Aristotle Papanikolaou was born in Chicago, Il. He is a co-founder and Senior Fellow at Fordham’s Orthodox Christian Studies Center and the Center for the Study of Law and Religion at Emory University. In 2012, he received the Award for Excellence in Undergraduate Teaching in the Humanities and founded, together with prof. Cemacopoulos, the Orthodox Christian studies center. This year the Center has started a research project on Orthodox Christianity and the Human rights. His areas of expertise are Eastern Orthodox theology, trinitarian theology, and religion in public life. His current research agenda relates to theological anthropology, and specifically explores the relevancy of truth-telling (confession) for understanding what it means to be human. He was awarded a Sabbatical Grant for Researchers from the Louisville Institute for his project The Ascetics of War. Among his publications: The Mystical as Political: Democracy and Non-Radical Orthodoxy (2012); “The Ascetics of War: The Undoing and Redoing of Virtue,” in Orthodox Perspectives on War.
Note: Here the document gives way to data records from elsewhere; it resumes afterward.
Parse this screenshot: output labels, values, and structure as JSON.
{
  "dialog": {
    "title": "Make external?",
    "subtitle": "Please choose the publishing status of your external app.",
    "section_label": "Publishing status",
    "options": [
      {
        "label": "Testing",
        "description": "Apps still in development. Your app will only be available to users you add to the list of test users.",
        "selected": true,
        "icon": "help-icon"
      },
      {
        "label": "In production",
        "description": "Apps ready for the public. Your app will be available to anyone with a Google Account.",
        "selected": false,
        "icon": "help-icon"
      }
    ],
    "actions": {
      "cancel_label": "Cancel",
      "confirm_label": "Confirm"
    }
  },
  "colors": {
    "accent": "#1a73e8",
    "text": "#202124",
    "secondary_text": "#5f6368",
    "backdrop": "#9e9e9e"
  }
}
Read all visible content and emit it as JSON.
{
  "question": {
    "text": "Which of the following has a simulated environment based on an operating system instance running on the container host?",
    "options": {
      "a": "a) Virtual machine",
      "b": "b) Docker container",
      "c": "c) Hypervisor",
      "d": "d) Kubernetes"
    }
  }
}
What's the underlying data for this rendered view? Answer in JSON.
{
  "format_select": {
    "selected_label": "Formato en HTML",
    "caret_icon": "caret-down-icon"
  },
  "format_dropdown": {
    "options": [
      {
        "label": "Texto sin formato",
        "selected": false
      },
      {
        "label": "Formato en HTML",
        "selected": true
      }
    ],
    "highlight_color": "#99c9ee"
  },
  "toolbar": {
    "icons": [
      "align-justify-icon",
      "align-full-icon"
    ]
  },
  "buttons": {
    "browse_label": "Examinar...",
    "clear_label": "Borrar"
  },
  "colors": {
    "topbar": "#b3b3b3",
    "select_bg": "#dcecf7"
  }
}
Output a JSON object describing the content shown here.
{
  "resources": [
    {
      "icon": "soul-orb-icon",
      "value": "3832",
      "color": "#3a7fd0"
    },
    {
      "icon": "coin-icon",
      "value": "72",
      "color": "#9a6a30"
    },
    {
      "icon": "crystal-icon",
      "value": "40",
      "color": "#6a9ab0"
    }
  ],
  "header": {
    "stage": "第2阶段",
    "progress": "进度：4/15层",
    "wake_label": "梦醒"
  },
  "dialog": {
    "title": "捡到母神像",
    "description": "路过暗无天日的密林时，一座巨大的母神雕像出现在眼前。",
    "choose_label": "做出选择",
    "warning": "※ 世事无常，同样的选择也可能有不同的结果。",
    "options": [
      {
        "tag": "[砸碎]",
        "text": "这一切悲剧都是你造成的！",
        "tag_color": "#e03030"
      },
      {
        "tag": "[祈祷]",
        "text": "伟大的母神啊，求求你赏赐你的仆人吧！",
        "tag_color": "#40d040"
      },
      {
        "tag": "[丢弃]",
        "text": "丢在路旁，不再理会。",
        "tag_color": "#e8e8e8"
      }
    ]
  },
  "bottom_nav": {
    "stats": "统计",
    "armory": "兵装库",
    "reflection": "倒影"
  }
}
In our current situation, it is impossible to think the Christian call in relation to the polis without simultaneously discussing the word “secular.”   I will, thus, begin by analyzing the concept of the “secular.”  I will then argue that if the one and only Christian calling is theosis—which I define as divine-human communion realized through an ascetical learning how to love—then the Christian is called to work toward a Christian secularism—a polis that protects and fosters pluralism, even moral pluralism.